We wish to remember. But we wish to remember for a purpose, namely, to ensure that never again will evil prevail, as it did for the millions of innocent victims of Nazism. Out of the depths of pain and sorrow, the believer’s heart cries out: “I trust in You, O Lord: I say, ‘You are my God’” (Psalms 31:14).
The improbable Jewish story—the resurrection of Jerusalem, a “broken bone come together, set, and grow[ing] again”—provides perhaps the most compelling grounds for believing that good, in the end, will indeed ultimately triumph over evil. For without God’s election of the Jews, the biblical vision of human life as sanctified normalcy, under commandment, courageously defended, might never have come into being. The Jews are the divine message in the bottle.

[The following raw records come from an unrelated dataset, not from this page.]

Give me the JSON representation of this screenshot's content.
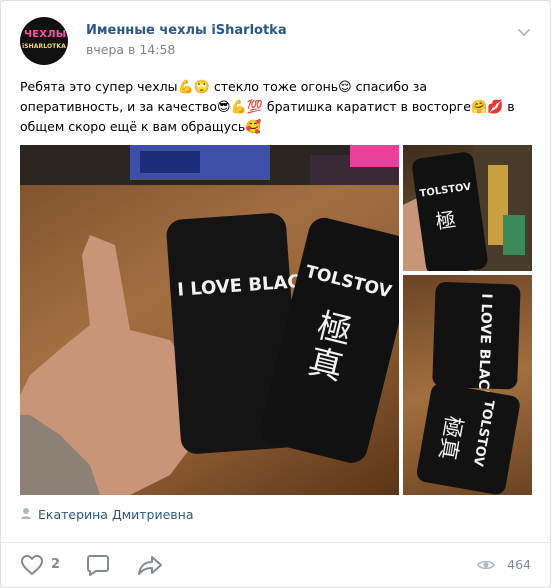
{
  "post": {
    "author": "Именные чехлы iSharlotka",
    "date": "вчера в 14:58",
    "avatar_text_top": "ЧЕХЛЫ",
    "avatar_text_bottom": "iSHARLOTKA",
    "text_part1": "Ребята это супер чехлы",
    "emoji1": "💪🙄",
    "text_part2": " стекло тоже огонь",
    "emoji2": "😌",
    "text_part3": " спасибо за оперативность, и за качество",
    "emoji3": "😎💪💯",
    "text_part4": " братишка каратист в восторге",
    "emoji4": "🤗💋",
    "text_part5": " в общем скоро ещё к вам обращусь",
    "emoji5": "🥰",
    "photos": [
      {
        "name": "photo-main",
        "case1_text": "I LOVE BLACK",
        "case2_text": "TOLSTOV"
      },
      {
        "name": "photo-top-right",
        "case_text": "TOLSTOV"
      },
      {
        "name": "photo-bottom-right",
        "case1_text": "I LOVE BLACK",
        "case2_text": "TOLSTOV"
      }
    ],
    "signer": "Екатерина Дмитриевна",
    "likes": "2",
    "views": "464"
  },
  "colors": {
    "link": "#2a5885",
    "muted": "#828282",
    "icon": "#828a99"
  }
}
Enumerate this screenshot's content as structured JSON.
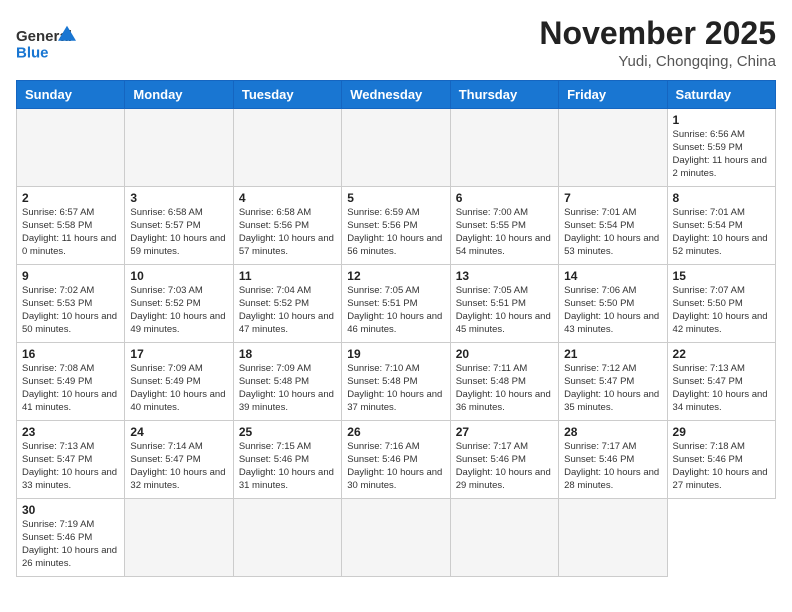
{
  "header": {
    "logo_general": "General",
    "logo_blue": "Blue",
    "month_year": "November 2025",
    "location": "Yudi, Chongqing, China"
  },
  "weekdays": [
    "Sunday",
    "Monday",
    "Tuesday",
    "Wednesday",
    "Thursday",
    "Friday",
    "Saturday"
  ],
  "days": [
    {
      "date": null,
      "info": ""
    },
    {
      "date": null,
      "info": ""
    },
    {
      "date": null,
      "info": ""
    },
    {
      "date": null,
      "info": ""
    },
    {
      "date": null,
      "info": ""
    },
    {
      "date": null,
      "info": ""
    },
    {
      "date": "1",
      "info": "Sunrise: 6:56 AM\nSunset: 5:59 PM\nDaylight: 11 hours and 2 minutes."
    },
    {
      "date": "2",
      "info": "Sunrise: 6:57 AM\nSunset: 5:58 PM\nDaylight: 11 hours and 0 minutes."
    },
    {
      "date": "3",
      "info": "Sunrise: 6:58 AM\nSunset: 5:57 PM\nDaylight: 10 hours and 59 minutes."
    },
    {
      "date": "4",
      "info": "Sunrise: 6:58 AM\nSunset: 5:56 PM\nDaylight: 10 hours and 57 minutes."
    },
    {
      "date": "5",
      "info": "Sunrise: 6:59 AM\nSunset: 5:56 PM\nDaylight: 10 hours and 56 minutes."
    },
    {
      "date": "6",
      "info": "Sunrise: 7:00 AM\nSunset: 5:55 PM\nDaylight: 10 hours and 54 minutes."
    },
    {
      "date": "7",
      "info": "Sunrise: 7:01 AM\nSunset: 5:54 PM\nDaylight: 10 hours and 53 minutes."
    },
    {
      "date": "8",
      "info": "Sunrise: 7:01 AM\nSunset: 5:54 PM\nDaylight: 10 hours and 52 minutes."
    },
    {
      "date": "9",
      "info": "Sunrise: 7:02 AM\nSunset: 5:53 PM\nDaylight: 10 hours and 50 minutes."
    },
    {
      "date": "10",
      "info": "Sunrise: 7:03 AM\nSunset: 5:52 PM\nDaylight: 10 hours and 49 minutes."
    },
    {
      "date": "11",
      "info": "Sunrise: 7:04 AM\nSunset: 5:52 PM\nDaylight: 10 hours and 47 minutes."
    },
    {
      "date": "12",
      "info": "Sunrise: 7:05 AM\nSunset: 5:51 PM\nDaylight: 10 hours and 46 minutes."
    },
    {
      "date": "13",
      "info": "Sunrise: 7:05 AM\nSunset: 5:51 PM\nDaylight: 10 hours and 45 minutes."
    },
    {
      "date": "14",
      "info": "Sunrise: 7:06 AM\nSunset: 5:50 PM\nDaylight: 10 hours and 43 minutes."
    },
    {
      "date": "15",
      "info": "Sunrise: 7:07 AM\nSunset: 5:50 PM\nDaylight: 10 hours and 42 minutes."
    },
    {
      "date": "16",
      "info": "Sunrise: 7:08 AM\nSunset: 5:49 PM\nDaylight: 10 hours and 41 minutes."
    },
    {
      "date": "17",
      "info": "Sunrise: 7:09 AM\nSunset: 5:49 PM\nDaylight: 10 hours and 40 minutes."
    },
    {
      "date": "18",
      "info": "Sunrise: 7:09 AM\nSunset: 5:48 PM\nDaylight: 10 hours and 39 minutes."
    },
    {
      "date": "19",
      "info": "Sunrise: 7:10 AM\nSunset: 5:48 PM\nDaylight: 10 hours and 37 minutes."
    },
    {
      "date": "20",
      "info": "Sunrise: 7:11 AM\nSunset: 5:48 PM\nDaylight: 10 hours and 36 minutes."
    },
    {
      "date": "21",
      "info": "Sunrise: 7:12 AM\nSunset: 5:47 PM\nDaylight: 10 hours and 35 minutes."
    },
    {
      "date": "22",
      "info": "Sunrise: 7:13 AM\nSunset: 5:47 PM\nDaylight: 10 hours and 34 minutes."
    },
    {
      "date": "23",
      "info": "Sunrise: 7:13 AM\nSunset: 5:47 PM\nDaylight: 10 hours and 33 minutes."
    },
    {
      "date": "24",
      "info": "Sunrise: 7:14 AM\nSunset: 5:47 PM\nDaylight: 10 hours and 32 minutes."
    },
    {
      "date": "25",
      "info": "Sunrise: 7:15 AM\nSunset: 5:46 PM\nDaylight: 10 hours and 31 minutes."
    },
    {
      "date": "26",
      "info": "Sunrise: 7:16 AM\nSunset: 5:46 PM\nDaylight: 10 hours and 30 minutes."
    },
    {
      "date": "27",
      "info": "Sunrise: 7:17 AM\nSunset: 5:46 PM\nDaylight: 10 hours and 29 minutes."
    },
    {
      "date": "28",
      "info": "Sunrise: 7:17 AM\nSunset: 5:46 PM\nDaylight: 10 hours and 28 minutes."
    },
    {
      "date": "29",
      "info": "Sunrise: 7:18 AM\nSunset: 5:46 PM\nDaylight: 10 hours and 27 minutes."
    },
    {
      "date": "30",
      "info": "Sunrise: 7:19 AM\nSunset: 5:46 PM\nDaylight: 10 hours and 26 minutes."
    },
    {
      "date": null,
      "info": ""
    },
    {
      "date": null,
      "info": ""
    },
    {
      "date": null,
      "info": ""
    },
    {
      "date": null,
      "info": ""
    },
    {
      "date": null,
      "info": ""
    }
  ]
}
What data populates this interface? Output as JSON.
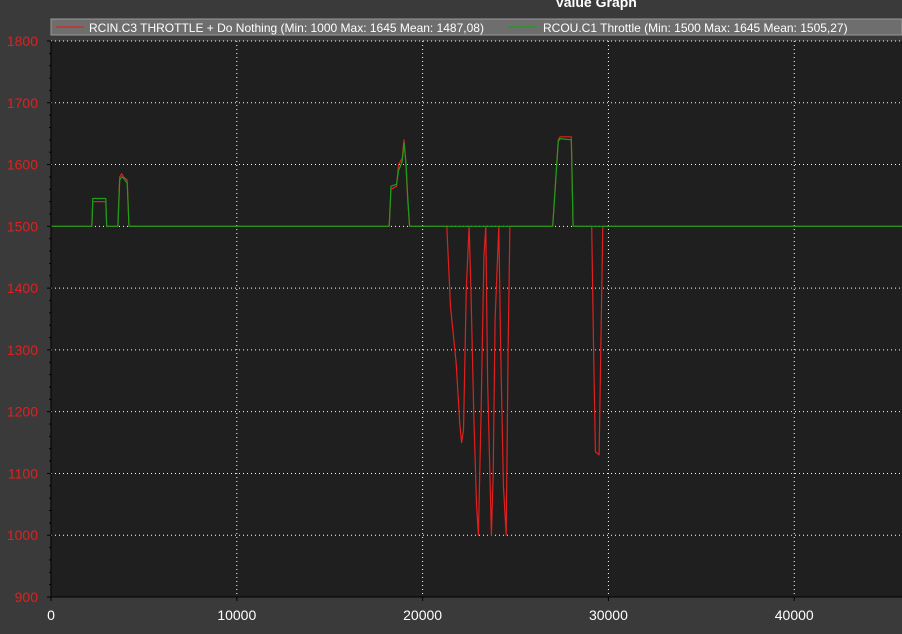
{
  "chart_data": {
    "type": "line",
    "title": "Value Graph",
    "xlabel": "",
    "ylabel": "",
    "xlim": [
      0,
      45800
    ],
    "ylim": [
      900,
      1800
    ],
    "xticks": [
      0,
      10000,
      20000,
      30000,
      40000
    ],
    "yticks": [
      900,
      1000,
      1100,
      1200,
      1300,
      1400,
      1500,
      1600,
      1700,
      1800
    ],
    "grid": true,
    "legend_position": "top",
    "colors": {
      "plot_background": "#1f1f1f",
      "page_background": "#3a3a3a",
      "legend_background": "#6e6e6e",
      "ytick_color": "#e0201f",
      "xtick_color": "#ffffff",
      "grid_color": "#ffffff"
    },
    "series": [
      {
        "name": "RCIN.C3 THROTTLE + Do Nothing (Min: 1000 Max: 1645 Mean: 1487,08)",
        "color": "#e0201f",
        "x": [
          0,
          2200,
          2250,
          2950,
          3000,
          3600,
          3700,
          3800,
          3900,
          4100,
          4200,
          4300,
          18200,
          18300,
          18600,
          18700,
          18900,
          19000,
          19100,
          19200,
          19300,
          21300,
          21500,
          21800,
          22000,
          22100,
          22200,
          22350,
          22500,
          22600,
          22750,
          22900,
          23000,
          23150,
          23300,
          23400,
          23500,
          23700,
          23800,
          23900,
          24100,
          24200,
          24350,
          24500,
          24600,
          24700,
          27000,
          27300,
          27400,
          28000,
          28100,
          29100,
          29200,
          29300,
          29500,
          29700,
          45800
        ],
        "y": [
          1500,
          1500,
          1540,
          1540,
          1500,
          1500,
          1580,
          1585,
          1580,
          1575,
          1500,
          1500,
          1500,
          1560,
          1565,
          1600,
          1610,
          1640,
          1600,
          1540,
          1500,
          1500,
          1370,
          1280,
          1180,
          1150,
          1170,
          1400,
          1500,
          1400,
          1200,
          1050,
          1000,
          1200,
          1450,
          1500,
          1250,
          1000,
          1100,
          1350,
          1500,
          1300,
          1080,
          1000,
          1300,
          1500,
          1500,
          1640,
          1645,
          1645,
          1500,
          1500,
          1300,
          1135,
          1130,
          1500,
          1500
        ]
      },
      {
        "name": "RCOU.C1 Throttle (Min: 1500 Max: 1645 Mean: 1505,27)",
        "color": "#18a018",
        "x": [
          0,
          2200,
          2250,
          2950,
          3000,
          3600,
          3700,
          3800,
          3900,
          4100,
          4200,
          4300,
          18200,
          18300,
          18600,
          18700,
          18900,
          19000,
          19100,
          19200,
          19300,
          27000,
          27300,
          27400,
          28000,
          28100,
          45800
        ],
        "y": [
          1500,
          1500,
          1545,
          1545,
          1500,
          1500,
          1575,
          1580,
          1578,
          1570,
          1500,
          1500,
          1500,
          1565,
          1568,
          1590,
          1605,
          1635,
          1605,
          1545,
          1500,
          1500,
          1638,
          1642,
          1640,
          1500,
          1500
        ]
      }
    ]
  }
}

Like his fellow Christian pilgrims in their multitudes, the pope came to Jerusalem not to crusade or to conquer but to draw inspiration from the chosen people in the holy land. He came to pray with and for his “elder brothers in faith.” Jerusalem, forever the Jews’ city of hope and once again the West’s, is now the emblem of our shared purpose: to work with faith, political will, and moral resolve to rescue and defend our shared heritage from destruction and decay.